As early as 2006, the Securities Commission relaxed listing regulations, paving the way for foreign-owned companies to list on Bursa Malaysia.

Intention & Rationale

  • Hoped that liberalisation would promote cross-border linkages with other markets through dual-listings
  • Integration with global capital markets would improve the efficiency of the local market.
  • Local bourse to benefit from an expanded pool of high-quality stocks



  • Major stock exchanges around the world, including Singapore, Hong Kong and New York being active cross-border listings.
  • China-based cross-border listing is common over the world.
  • Direct entry into Chinese capital markets is notoriously difficult due to restrictions placed on the free movement of money by the Chinese government.
  • Foreign ownership of shares traded on the Shanghai and Shenzhen exchanges are generally not possible. (Shanghai-Hong Kong Stock Connect was conducted in November 2014)
  • Most stock exchanges embraced China-based cross-border listings as an opportunity to offer exposure to one of the most dynamic economies in the world.
  • China firms face significant challenges to raise capital back home as listed in Shanghai or Shenzhen is nearly impossible due to competition and long waiting queue.


What Happen?

Numerous corporate governance issue emerges from China-based companies across the exchanges around the world, including:

  • External auditor issuing qualified opinion for consecutive financial years
  • Regulatory infringements
  • Accounting fraud scandal
  • Corporate scandal including embezzlement and forgery



  • Bad publicity on China-based companies, resulting an incredibly cheap valuations
  • Poor investor confidence
  • Bad performance on share price
  • No trust on the reliability of the cash reserve declared in their annual report

An overview of China-based companies listed on Bursa Malaysia. We can see the majority of the companies have delivered disappointing results and face severe corporate governance issues.


What causes it?

  • Poor understanding of corporate finance and Malaysia corporate practice by the management
  • Reluctance of China-based companies to pay dividends according to a regular schedule


How to amend this problem

  • Both Singapore and New York have started banning cross-border listings following the various scandals involving China stocks.
  • Systematically delisting China stocks


What is Bursa Malaysia doing?

  • To date, Bursa Malaysia has not introduced any rules or requirements targeting China-based Bursa listings.
  • Bursa Malaysia is a natural beneficiary of increased trading volume and it would only be natural for it to seek additional IPOs in order to push up trading volume.
  • There are now 920 companies listed on Bursa Malaysia and China stocks are almost forgotten with low valuations and low trading volume.
  • Thus, it can be argued that Bursa Malaysia is not built with a structure to prioritise retail shareholders.
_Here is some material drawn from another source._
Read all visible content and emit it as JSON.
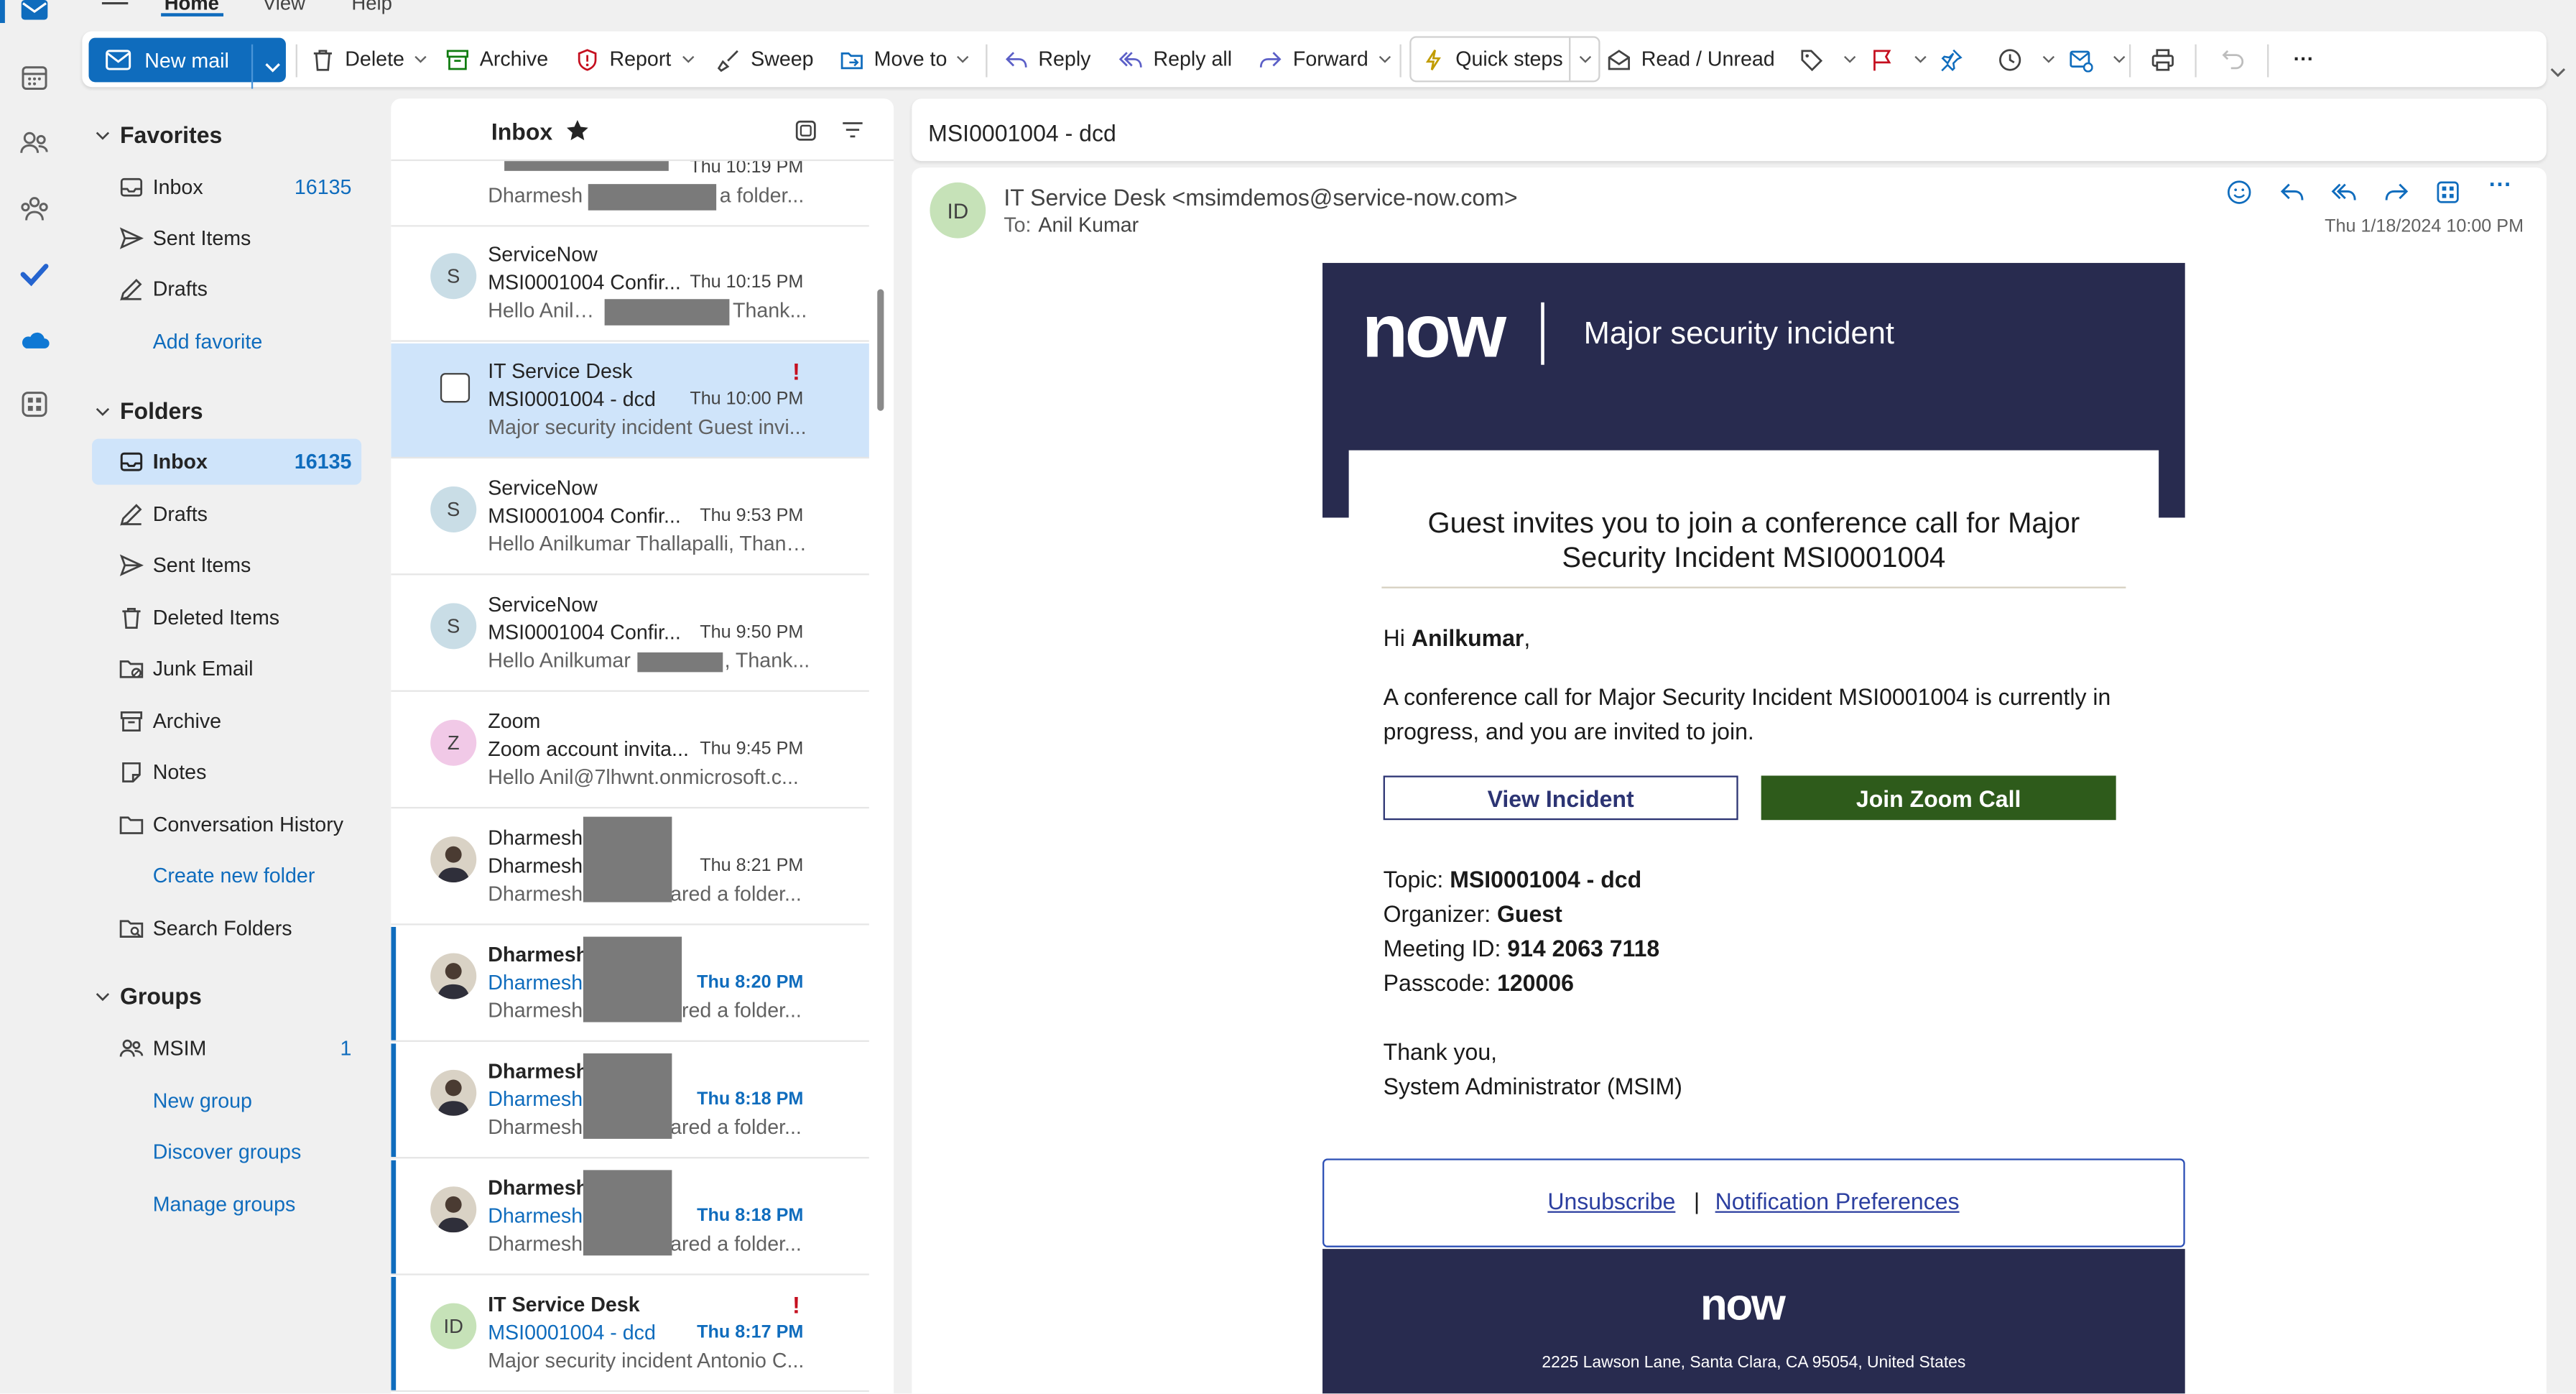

The sudden surge in interest in red chips and active promotion by a prominent investor, do values emerges among China-based counters? The decision lies in your hand.

A successful exchange is determined by the value it creates for all stakeholders instead of trading volume and numbers of listed companies while a market competitiveness is assessed by investors who feel they are getting a fair deal and return on their investments.

Quality markets and companies are built on the track record of good corporate governance and value creation.